– Что болят ноги-то? Мучает болезнь проклятая?
– Да, не отпускает, особливо по ночам. Спать не могу.
Иван Васильевич сочувственно покачал головой.
– Лекаря итальянского сам папа обещал прислать, прослышал он о твоих хворях, Софьюшка ему о том доложила. Даст Бог вылечит твой недуг. Итальянцы – лекари искусные. Что-то послы из Польши зачастили в столицу нашу. По тому, что вокруг Руси деется, войны с Литвой не избежать.
– А кто ныне посол-то польский?
– Князь Мосальский Тимофей – посол короля польского и великого князя литовского Казимира со Смоленщины, литовец он.
– Ты иди, Ванюша, в хоромы свои, приляг. Что мучить-то себя? Пущай Елена Стефановна травы какой-нибудь приложит к ногам твоим. Лекарь прибудет от папы, авось вылечит твои ноги. Иди, сынок, иди, лечись. А послов, этих поутру примем, подождут они.
Благодарно кивнув отцу за сочувствие, испытывая сильную ломоту в ногах, изнывая от боли, которая заставляла ни о чём более думать, Иван Иванович направился к колымаге, которая ждала его возле крыльца.
Лошади быстро доставили его к терему жены. Вышел с трудом из повозки, опираясь на палку, с трудом поднялся на крыльцо, потянул за дверь.
В просторной горнице он увидел Алёну и жену свою Елену. Рядом на скамье сидела нянька с маленьким Димитрием на руках. Елена вскочила и радостно бросилась ему навстречу.

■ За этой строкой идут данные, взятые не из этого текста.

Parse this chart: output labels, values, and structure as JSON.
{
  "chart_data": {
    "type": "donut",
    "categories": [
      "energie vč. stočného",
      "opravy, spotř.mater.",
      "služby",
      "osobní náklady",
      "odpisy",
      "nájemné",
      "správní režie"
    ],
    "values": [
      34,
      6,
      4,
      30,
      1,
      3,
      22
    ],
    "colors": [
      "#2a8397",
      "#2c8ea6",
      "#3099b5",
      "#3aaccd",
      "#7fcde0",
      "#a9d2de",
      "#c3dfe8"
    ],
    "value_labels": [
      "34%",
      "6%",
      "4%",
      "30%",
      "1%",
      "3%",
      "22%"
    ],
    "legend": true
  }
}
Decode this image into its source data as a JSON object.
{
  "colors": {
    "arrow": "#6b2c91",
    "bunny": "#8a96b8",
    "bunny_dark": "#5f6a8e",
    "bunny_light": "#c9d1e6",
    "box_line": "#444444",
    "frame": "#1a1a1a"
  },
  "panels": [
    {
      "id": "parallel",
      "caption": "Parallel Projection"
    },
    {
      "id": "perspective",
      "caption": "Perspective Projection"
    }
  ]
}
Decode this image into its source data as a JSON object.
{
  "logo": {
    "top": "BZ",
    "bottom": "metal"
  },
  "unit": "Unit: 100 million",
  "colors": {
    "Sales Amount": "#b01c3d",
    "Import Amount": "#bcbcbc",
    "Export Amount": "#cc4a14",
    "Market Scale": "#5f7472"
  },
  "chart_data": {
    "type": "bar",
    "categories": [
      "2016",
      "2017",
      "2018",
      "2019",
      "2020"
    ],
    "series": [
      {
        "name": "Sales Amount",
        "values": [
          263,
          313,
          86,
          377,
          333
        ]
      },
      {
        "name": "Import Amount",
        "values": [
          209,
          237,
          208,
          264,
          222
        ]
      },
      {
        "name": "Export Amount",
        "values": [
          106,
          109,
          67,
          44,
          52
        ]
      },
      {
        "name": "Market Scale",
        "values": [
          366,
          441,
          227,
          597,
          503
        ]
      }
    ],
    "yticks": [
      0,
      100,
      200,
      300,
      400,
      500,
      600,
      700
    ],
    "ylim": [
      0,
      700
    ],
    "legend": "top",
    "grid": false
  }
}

– Сынок, наш тату рано ныне вернулся! – говорила она маленькому сыну, подходя к мужу и с беспокойством глядя на него.
– А у нас Олёнушка гостюет. Митеньку нашего пришла навестить. Детей малых зело любит, самой только десять лет, а уже такого же хочет иметь, – говорила, смеясь, Елена.
Иван Иванович скупо улыбнулся, ноги пекли, словно были засунуты в раскалённую печь. Приветливо кивнул Алёне.
– Как живётся сестрёнка? Давненько не видел тебя.
– Я навещаю Митеньку, но тебя, Иванушка, всё нету дома.
– Дела государевы дома сидеть не позволяют. Соправитель я батюшке нашему, ведомо тобе сие? А ты всё более на батю нашего походить стала, такая же тощенькая и длинненькая, – улыбнулся он и поморщился от боли.
– Что, Иванушка, болят ноги, не проходят?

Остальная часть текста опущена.